Avoiding the Arrogance of Power
Elizabeth and I had many conversations about governance, and she distilled them in a conversation we had through StoryCorps — whose board I chair and which she joined in her mid-90s, a few years ago. For me and for the many institutions and individuals she devoted herself to, her influence lives on through the advice she gave, in Yoda-like fashion, choosing carefully when to speak in a board discussion or over a dinner spent drawing you out about what was going on in key areas of your life.
She recognized the limitations of boards — “They can’t manage anything” — and over all believed in finding good people and trusting them to do their best work. If you were the CEO and she was your trustee, she had your back and made sure the other board members did also. She understood that not everything can be measured and was an early advocate for what are now called “big bets,” encouraging the foundations she advised away from numerous small grants. She was constantly alert to the dangers of the arrogance that is too often a byproduct of philanthropic power and advised young people coming to her for advice never to work for a foundation as a first job but to get real world experience first.
Charles Kenney, who wrote a biography of Elizabeth called No Ordinary Life, said that her beloved husband, Jerry Aron, who died some years before she did, captured something central to her value to the boards she served on: “The interesting thing is, she does have an agenda, but it’s not a personal agenda. Her agenda is what’s going to be good for the institution.”

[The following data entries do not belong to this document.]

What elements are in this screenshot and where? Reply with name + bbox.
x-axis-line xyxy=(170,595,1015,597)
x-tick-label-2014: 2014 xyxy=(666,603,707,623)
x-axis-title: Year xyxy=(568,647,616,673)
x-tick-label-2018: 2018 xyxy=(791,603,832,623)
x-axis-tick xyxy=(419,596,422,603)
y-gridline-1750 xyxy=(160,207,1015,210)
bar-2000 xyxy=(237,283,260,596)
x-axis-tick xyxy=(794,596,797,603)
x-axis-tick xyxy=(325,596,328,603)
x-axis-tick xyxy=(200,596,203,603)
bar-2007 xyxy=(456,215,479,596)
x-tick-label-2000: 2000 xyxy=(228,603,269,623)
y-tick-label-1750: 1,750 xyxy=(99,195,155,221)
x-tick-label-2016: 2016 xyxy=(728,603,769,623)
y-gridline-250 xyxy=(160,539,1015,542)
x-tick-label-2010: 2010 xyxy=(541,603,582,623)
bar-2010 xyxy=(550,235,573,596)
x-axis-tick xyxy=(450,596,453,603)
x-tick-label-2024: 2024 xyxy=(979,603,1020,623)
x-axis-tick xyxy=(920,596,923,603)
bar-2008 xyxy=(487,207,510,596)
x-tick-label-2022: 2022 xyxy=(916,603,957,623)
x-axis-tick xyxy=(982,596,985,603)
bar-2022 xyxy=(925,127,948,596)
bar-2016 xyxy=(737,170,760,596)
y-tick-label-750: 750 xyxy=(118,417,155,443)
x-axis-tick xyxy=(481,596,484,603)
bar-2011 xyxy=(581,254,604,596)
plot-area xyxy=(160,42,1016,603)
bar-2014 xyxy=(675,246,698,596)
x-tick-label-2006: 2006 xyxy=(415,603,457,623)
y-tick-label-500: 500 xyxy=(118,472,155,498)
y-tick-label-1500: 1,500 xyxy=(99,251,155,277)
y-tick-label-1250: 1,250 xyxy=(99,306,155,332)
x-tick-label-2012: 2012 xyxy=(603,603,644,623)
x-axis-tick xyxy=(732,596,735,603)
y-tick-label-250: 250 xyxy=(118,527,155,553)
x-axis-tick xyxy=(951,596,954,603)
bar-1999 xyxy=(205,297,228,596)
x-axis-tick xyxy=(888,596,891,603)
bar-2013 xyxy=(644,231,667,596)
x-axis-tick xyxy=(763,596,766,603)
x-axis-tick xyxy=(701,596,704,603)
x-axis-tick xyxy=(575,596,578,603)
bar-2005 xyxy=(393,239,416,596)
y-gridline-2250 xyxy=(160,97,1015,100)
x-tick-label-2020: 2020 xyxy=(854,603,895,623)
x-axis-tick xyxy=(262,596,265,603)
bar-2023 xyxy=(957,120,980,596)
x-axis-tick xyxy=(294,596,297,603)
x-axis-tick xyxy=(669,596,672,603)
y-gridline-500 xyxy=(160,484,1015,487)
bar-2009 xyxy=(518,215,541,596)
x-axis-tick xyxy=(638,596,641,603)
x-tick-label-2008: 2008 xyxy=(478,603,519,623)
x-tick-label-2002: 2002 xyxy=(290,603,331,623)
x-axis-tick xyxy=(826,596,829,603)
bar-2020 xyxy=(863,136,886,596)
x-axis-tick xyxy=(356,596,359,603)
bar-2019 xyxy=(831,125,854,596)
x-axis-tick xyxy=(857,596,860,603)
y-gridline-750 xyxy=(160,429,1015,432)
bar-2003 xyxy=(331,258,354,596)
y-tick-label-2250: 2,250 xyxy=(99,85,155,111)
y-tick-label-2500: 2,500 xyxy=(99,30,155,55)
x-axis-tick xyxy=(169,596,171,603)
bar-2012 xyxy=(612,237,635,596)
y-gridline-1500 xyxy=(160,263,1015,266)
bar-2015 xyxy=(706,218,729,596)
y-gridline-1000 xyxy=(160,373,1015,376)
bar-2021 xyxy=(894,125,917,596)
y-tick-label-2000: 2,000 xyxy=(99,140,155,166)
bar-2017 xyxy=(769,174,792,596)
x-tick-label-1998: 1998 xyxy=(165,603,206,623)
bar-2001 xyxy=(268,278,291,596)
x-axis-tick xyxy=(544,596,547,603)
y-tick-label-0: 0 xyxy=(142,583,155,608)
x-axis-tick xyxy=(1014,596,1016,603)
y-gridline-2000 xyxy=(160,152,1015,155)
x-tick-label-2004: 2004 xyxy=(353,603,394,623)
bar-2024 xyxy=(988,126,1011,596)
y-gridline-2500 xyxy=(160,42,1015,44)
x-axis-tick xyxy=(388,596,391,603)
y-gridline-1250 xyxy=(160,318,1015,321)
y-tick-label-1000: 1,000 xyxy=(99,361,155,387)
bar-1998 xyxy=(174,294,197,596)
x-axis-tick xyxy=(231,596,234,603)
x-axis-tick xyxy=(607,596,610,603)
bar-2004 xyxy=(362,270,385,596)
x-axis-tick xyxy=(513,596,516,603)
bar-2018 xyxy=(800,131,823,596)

Her good friend, the Harvard sociologist Sara Lawrence-Lightfoot, who served on the MacArthur, Swarthmore, and Atlantic boards with Elizabeth, hailed her “spare truth-telling that is grounded in an amazing self-confidence.” But as engaging a dinner companion as Elizabeth was, Sara had it right that “with Elizabeth, the quiet is more than half the story.”
As I was writing this in the days after Elizabeth died, I must have heard from four or five people who, aware of my friendship with her, reached out with a story about her sagacity and generosity of spirit, which, as Peggy Dulany observed on the occasion of one of Elizabeth’s honorary degrees, “makes room for everyone in her impossible calendar.” That rang true with Marc Freedman, the CEO and Founder of Encore.org, who read her obituary and said it “reminded me of cold-calling her as a 22-year old, on the recommendation of one of my mentors, and her willingness to meet with me sight unseen.”
An extremely social person who until the pandemic dined out with others for virtually every meal, the last nine months of isolation were not easy for Elizabeth, but she retained her spirit to the end. I talked with her two nights before she died peacefully in her sleep, and as we prepared to sign off, she said of my impending career shift, “Let’s talk about that soon. I can help. I ask good questions.” Indeed she did, and my life from now on, and those of the scores whose lives she touched, will be much poorer for the absence of Elizabeth McCormack’s questions.